Commanders and leaders
- William Walker ; Charles Henningsen; Byron Cole [es] †; Birkett D. Fry; Patricio Rivas; Francisco Castellón #; Nazario Escoto; Ponciano Corral ; Trinidad Muñoz †;: Tomás Martínez; Máximo Jerez; José María Estrada X; Ponciano Corral ; Juan Rafael Mora; José Joaquín Mora; José María Cañas; Ramón Belloso; Gerardo Barrios; Mariano Paredes; Florencio Xatruch; Sylvanus Spencer;

Strength
- Per Henningsen:; 2,518 total;: Per Henningsen:; 17,800 total 6,300 (Nicaraguans); 11,500 (allies); ;

Casualties and losses
- Per Henningsen:; 1,000 killed in action or died to disease; 80 captured; 700 deserted;: Per Henningsen:; 5,860 killed or wounded; Unknown died to disease;

= Filibuster War =

1856–57 invasion of Nicaragua by American filibuster William Walker

The Filibuster War, also referred to the Walker affair and known in Costa Rica as the National Campaign of 1856–1857, (Note: Campaña Nacional de 1856–1857) was a war fought in Central America between 1855 and 1857. The militaries of Costa Rica, El Salvador, Guatemala, Honduras, and Nicaragua established the Allied Central American Army and fought against American filibusters led by William Walker who had taken over the Nicaraguan government.

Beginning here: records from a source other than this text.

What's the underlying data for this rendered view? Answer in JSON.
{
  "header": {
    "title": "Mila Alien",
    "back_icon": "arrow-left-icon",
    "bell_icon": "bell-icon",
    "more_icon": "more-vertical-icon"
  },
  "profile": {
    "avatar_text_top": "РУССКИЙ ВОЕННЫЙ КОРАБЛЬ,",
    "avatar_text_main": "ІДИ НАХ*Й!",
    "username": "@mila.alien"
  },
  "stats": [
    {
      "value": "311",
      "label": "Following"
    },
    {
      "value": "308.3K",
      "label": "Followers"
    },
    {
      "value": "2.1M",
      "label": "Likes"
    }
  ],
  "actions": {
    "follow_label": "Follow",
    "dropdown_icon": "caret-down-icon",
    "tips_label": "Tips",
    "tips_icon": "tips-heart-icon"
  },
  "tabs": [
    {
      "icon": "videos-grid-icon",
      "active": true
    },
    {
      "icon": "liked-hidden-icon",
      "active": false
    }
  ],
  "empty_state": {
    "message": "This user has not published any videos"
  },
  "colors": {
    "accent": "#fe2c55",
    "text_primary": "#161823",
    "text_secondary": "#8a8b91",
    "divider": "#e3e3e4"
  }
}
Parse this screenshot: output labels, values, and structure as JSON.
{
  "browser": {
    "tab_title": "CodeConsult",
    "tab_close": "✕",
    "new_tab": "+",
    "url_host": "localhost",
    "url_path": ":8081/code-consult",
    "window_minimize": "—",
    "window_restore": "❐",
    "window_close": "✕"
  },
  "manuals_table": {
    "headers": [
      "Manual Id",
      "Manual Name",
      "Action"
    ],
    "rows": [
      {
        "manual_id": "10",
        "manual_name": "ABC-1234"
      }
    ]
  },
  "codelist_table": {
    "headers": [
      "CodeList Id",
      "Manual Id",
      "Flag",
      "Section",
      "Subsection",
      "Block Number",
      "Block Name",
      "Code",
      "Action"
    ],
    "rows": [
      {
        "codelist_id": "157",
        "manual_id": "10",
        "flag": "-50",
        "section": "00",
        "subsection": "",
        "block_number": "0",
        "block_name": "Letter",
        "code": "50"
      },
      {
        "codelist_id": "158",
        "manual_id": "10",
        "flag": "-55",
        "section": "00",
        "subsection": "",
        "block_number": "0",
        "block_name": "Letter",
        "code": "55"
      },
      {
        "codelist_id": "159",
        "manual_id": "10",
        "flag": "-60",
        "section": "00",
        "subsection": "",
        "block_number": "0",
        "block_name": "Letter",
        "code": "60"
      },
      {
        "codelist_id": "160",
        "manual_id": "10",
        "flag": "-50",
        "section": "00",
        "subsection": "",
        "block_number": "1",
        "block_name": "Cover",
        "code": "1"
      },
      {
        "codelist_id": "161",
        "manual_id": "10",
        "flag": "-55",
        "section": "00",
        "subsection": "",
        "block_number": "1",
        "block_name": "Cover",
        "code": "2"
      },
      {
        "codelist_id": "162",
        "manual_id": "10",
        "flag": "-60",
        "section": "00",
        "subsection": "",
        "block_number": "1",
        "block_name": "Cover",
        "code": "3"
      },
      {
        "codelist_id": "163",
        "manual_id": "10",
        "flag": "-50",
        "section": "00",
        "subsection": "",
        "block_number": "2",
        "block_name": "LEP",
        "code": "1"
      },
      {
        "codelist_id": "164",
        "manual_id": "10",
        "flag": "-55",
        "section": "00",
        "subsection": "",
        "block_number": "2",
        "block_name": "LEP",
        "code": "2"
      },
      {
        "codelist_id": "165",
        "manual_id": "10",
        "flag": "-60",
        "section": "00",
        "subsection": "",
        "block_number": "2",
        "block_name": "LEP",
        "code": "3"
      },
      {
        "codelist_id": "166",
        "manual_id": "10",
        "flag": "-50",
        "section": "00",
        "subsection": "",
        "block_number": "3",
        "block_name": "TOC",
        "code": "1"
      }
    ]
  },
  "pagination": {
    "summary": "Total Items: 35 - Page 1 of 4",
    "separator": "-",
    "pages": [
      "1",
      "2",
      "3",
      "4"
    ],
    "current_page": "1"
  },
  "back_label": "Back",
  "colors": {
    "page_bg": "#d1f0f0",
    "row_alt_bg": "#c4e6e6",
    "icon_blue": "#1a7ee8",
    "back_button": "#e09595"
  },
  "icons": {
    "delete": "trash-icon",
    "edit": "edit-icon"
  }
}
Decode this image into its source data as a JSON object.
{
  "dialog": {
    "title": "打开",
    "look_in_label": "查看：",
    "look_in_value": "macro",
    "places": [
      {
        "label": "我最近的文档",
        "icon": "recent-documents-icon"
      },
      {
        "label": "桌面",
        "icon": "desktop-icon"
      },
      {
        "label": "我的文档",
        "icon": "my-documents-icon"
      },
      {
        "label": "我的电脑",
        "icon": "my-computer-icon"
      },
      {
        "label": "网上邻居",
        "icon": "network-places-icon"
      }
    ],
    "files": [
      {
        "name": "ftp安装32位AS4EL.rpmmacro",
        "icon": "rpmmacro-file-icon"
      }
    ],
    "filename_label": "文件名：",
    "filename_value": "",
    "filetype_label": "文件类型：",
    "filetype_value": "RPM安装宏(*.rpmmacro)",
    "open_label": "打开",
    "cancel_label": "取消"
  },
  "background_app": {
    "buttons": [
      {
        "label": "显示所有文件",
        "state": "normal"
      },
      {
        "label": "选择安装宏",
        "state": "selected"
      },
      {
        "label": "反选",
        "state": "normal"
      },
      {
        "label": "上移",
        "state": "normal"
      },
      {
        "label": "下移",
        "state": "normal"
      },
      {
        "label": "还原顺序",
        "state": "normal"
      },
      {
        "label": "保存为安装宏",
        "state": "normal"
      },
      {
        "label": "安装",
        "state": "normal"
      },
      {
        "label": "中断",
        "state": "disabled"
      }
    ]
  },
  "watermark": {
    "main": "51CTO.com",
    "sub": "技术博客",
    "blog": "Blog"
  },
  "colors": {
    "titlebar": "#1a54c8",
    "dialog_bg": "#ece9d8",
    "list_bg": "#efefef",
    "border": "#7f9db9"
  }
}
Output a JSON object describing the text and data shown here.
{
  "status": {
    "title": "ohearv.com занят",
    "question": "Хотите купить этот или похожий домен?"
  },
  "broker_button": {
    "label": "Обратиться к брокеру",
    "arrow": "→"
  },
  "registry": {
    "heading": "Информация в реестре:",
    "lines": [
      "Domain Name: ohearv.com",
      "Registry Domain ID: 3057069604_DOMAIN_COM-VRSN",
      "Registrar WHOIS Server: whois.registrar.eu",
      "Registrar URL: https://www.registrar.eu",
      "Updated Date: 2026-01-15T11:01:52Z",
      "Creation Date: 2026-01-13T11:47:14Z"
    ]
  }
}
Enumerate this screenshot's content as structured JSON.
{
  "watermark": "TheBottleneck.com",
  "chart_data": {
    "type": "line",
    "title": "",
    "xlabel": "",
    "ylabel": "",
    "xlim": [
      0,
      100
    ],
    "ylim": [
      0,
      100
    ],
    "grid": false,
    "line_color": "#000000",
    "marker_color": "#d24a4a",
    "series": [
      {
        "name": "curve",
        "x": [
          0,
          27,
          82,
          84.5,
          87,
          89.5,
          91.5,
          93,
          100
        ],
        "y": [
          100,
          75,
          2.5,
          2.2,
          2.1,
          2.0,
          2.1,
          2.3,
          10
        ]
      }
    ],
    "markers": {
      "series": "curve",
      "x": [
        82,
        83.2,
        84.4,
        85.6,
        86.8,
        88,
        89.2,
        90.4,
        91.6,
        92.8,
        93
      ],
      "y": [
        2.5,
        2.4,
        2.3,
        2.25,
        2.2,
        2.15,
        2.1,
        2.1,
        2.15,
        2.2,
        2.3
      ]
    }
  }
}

In 1854, the Democratic Party of Nicaragua led by Francisco Castellón launched a rebellion against the Legitimist government of President Fruto Chamorro. During the war, American businessman Byron Cole became acquainted with Castellón and convinced him to invite American filibusters led by Walker to militarily support his faction. Walker's force of 58 men arrived in Nicaragua in June 1855. Walker captured the Legitimist capital of Granada in October 1855 and established a government with Patricio Rivas as its president, however, Walker held the real power.

In March 1856, Costa Rica declared war on Walker's government. Filibusters invaded Costa Rica but were defeated at the Battle of Santa Rosa. Costa Rican president Juan Rafael Mora led a counterattack the following month and defeated the filibusters at the Second Battle of Rivas, but Mora withdrew due to a cholera outbreak among his troops. The governments of El Salvador and Guatemala soon sent soldiers to help overthrow Walker and the filibusters suffered defeats at San Jacinto and Masaya. Walker lost control of Granada, the capital, in December 1856. Walker surrendered to United States Navy commander Charles Henry Davis on 1 May 1857.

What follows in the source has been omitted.